Ms. Wallstrom raised eyebrows, in 2014, by announcing that Swedish foreign policy would from that point forward be focused on feminist principles, and waves of international press coverage followed. Sweden’s stance has become more visible with the rise of Mr. Trump; this summer, when the United States discontinued aid to family planning groups that provide abortions, Sweden offered to countervail the American policy by replacing any lost funds. Canada’s new liberal government this summer adopted Ms. Wallstrom’s idea, announcing a “feminist international assistance program.” www.nytimes.com/2017/11/17/world/europe/margot-wallstrom-sweden.html

 
And now, let’s lift up Emma Gonzalez, a 17-year old senior at Marjory Stoneman Douglas High School who has emerged as a powerful, courageous and inspiring leader. And she is LOUD, confident, and smart with her don’t-give-me-any-bullshit attitude. If you haven’t, then you must watch her speech a few days after the shooting. https://www.usatoday.com/story/news/2018/02/17/student-emma-gonzalez-school-shooting-gives-passionate-speech-against-g/348357002/ 

And here is the impact of LOUD RIGHTEOUS FEMALE FURY:

A survivor of the Florida school shooting now boasts nearly double the number of Twitter followers the National Rifle Association has. This is despite being on the social media site for less than 10 days, while the NRA has had an account for nearly a decade Emma Gonzales has 935,000 followers compared to the rifle association’s 583,000 Twitter supporters, as of Monday morning. https://www.yahoo.com/news/florida-shooting-survivor-emma-gonzalez-133302310.html
YEAH, YOU GO Emma! Consider this discussion about what Emma might represent in terms of growing youth activism in the US.

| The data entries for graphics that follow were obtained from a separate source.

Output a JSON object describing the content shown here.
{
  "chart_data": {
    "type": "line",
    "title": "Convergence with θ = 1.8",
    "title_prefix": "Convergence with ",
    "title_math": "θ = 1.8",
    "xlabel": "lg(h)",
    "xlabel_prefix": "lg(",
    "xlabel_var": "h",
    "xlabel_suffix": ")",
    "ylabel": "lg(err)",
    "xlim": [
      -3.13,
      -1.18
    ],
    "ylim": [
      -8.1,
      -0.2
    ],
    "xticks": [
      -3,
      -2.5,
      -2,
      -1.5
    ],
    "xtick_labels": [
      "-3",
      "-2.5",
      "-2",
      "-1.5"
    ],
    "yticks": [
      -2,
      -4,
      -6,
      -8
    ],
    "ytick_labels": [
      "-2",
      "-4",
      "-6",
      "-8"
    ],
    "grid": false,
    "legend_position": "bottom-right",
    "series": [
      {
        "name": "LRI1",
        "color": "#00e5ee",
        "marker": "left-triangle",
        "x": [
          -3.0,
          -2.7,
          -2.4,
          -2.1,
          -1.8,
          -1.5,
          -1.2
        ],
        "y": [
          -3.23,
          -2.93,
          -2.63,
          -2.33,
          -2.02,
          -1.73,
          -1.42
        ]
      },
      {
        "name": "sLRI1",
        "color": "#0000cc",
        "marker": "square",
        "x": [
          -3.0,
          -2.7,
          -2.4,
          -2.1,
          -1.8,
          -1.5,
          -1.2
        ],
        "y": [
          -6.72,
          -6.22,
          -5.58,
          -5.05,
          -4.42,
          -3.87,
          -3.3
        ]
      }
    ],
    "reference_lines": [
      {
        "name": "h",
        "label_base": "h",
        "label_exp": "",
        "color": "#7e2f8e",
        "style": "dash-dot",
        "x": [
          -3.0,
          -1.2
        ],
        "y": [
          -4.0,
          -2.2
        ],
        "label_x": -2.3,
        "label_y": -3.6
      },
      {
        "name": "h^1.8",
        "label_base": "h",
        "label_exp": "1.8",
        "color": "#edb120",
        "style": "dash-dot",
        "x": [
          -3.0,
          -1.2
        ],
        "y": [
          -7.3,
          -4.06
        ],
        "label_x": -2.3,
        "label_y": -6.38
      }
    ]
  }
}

 As a student, Emma represents not only youth but women, Latinos and the LGBT community. Can Emma González be the future of Latino politics in Florida as well as a new intersectional movement among America’s youth to roll back conservative political trends decades in the making? Emma González not only represents a younger Cuban American demographic that is changing its views toward engagement with Cuba, but also is sharing the political shift toward progressive ideals characteristic of millennials and the upcoming Generation Z.

While Emma juggles the many roles of her active adolescence, she is able to focus clearly and resolutely on an endemic problem that is threatening U.S. politics and its democracy. “What matters is that the majority of American people have become complacent in a senseless injustice that occurs all around them,” she writes in Harpers Bazaar. “What matters is that most American politicians have become more easily swayed by money than by the people who voted them into office.”

Ana María Dopico, associate professor and director of the King Juan Carlos Center at New York University, says González calls to mind legendary Cuban revolutionary José Martí. “As someone who has written about José Martí, who was a teenager when he became a political prisoner and went on to be a poet and political star, watching Emma González is absolutely fascinating,” said Dopico. “Her open-hearted self-exposure, the mourning over martyred friends, the claim for youth as leaders of history, the call to the future, the remaking of citizenship, all these are part of Cuban and U.S. political history.” www.washingtonpost.com/news/post-nation/wp/2018/03/01/emma-gonzalez-la-nueva-cara-of-florida-latinx/

Thank you Emma!   You and your comrades must be the future.